Bayesian inference of the number of factors in gene-expression analysis: application to human virus challenge studies.

BACKGROUND: Nonparametric Bayesian techniques have been developed recently to extend the sophistication of factor models, allowing one to infer the number of appropriate factors from the observed data. We consider such techniques for sparse factor analysis, with application to gene-expression data from three virus challenge studies. Particular attention is placed on employing the Beta Process (BP), the Indian Buffet Process (IBP), and related sparseness-promoting techniques to infer a proper number of factors. The posterior density function on the model parameters is computed using Gibbs sampling and variational Bayesian (VB) analysis.
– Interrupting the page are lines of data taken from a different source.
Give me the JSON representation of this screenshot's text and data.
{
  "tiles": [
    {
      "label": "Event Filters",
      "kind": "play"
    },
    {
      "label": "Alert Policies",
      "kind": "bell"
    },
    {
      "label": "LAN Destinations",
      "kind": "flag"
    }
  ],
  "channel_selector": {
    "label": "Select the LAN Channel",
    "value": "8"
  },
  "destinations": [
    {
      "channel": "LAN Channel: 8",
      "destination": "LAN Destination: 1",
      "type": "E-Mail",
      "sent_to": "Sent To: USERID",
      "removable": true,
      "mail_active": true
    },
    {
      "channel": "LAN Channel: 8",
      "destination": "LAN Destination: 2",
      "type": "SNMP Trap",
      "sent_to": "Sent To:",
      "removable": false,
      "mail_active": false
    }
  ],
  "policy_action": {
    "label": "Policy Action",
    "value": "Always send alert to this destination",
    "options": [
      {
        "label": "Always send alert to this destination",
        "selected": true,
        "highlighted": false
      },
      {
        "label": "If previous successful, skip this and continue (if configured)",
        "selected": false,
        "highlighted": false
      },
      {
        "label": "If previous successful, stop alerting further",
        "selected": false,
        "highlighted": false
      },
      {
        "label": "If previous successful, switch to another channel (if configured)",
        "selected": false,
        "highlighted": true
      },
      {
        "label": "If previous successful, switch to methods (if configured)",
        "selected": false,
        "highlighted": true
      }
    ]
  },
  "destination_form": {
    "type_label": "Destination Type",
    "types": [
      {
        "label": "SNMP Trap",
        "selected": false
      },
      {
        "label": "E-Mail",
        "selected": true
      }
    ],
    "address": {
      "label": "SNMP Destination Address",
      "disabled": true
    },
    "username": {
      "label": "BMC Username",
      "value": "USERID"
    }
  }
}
RESULTS: Time-evolving gene-expression data are considered for respiratory syncytial virus (RSV), Rhino virus, and influenza, using blood samples from healthy human subjects. These data were acquired in three challenge studies, each executed after receiving institutional review board (IRB) approval from Duke University. Comparisons are made between several alternative means of per-forming nonparametric factor analysis on these data, with comparisons as well to sparse-PCA and Penalized Matrix Decomposition (PMD), closely related non-Bayesian approaches. CONCLUSIONS: Applying the Beta Process to the factor scores, or to the singular values of a pseudo-SVD construction, the proposed algorithms infer the number of factors in gene-expression data. For real data the "true" number of factors is unknown; in our simulations we consider a range of noise variances, and the proposed Bayesian models inferred the number of factors accurately relative to other methods in the literature, such as sparse-PCA and PMD. We have also identified a "pan-viral" factor of importance for each of the three viruses considered in this study. We have identified a set of genes associated with this pan-viral factor, of interest for early detection of such viruses based upon the host response, as quantified via gene-expression data.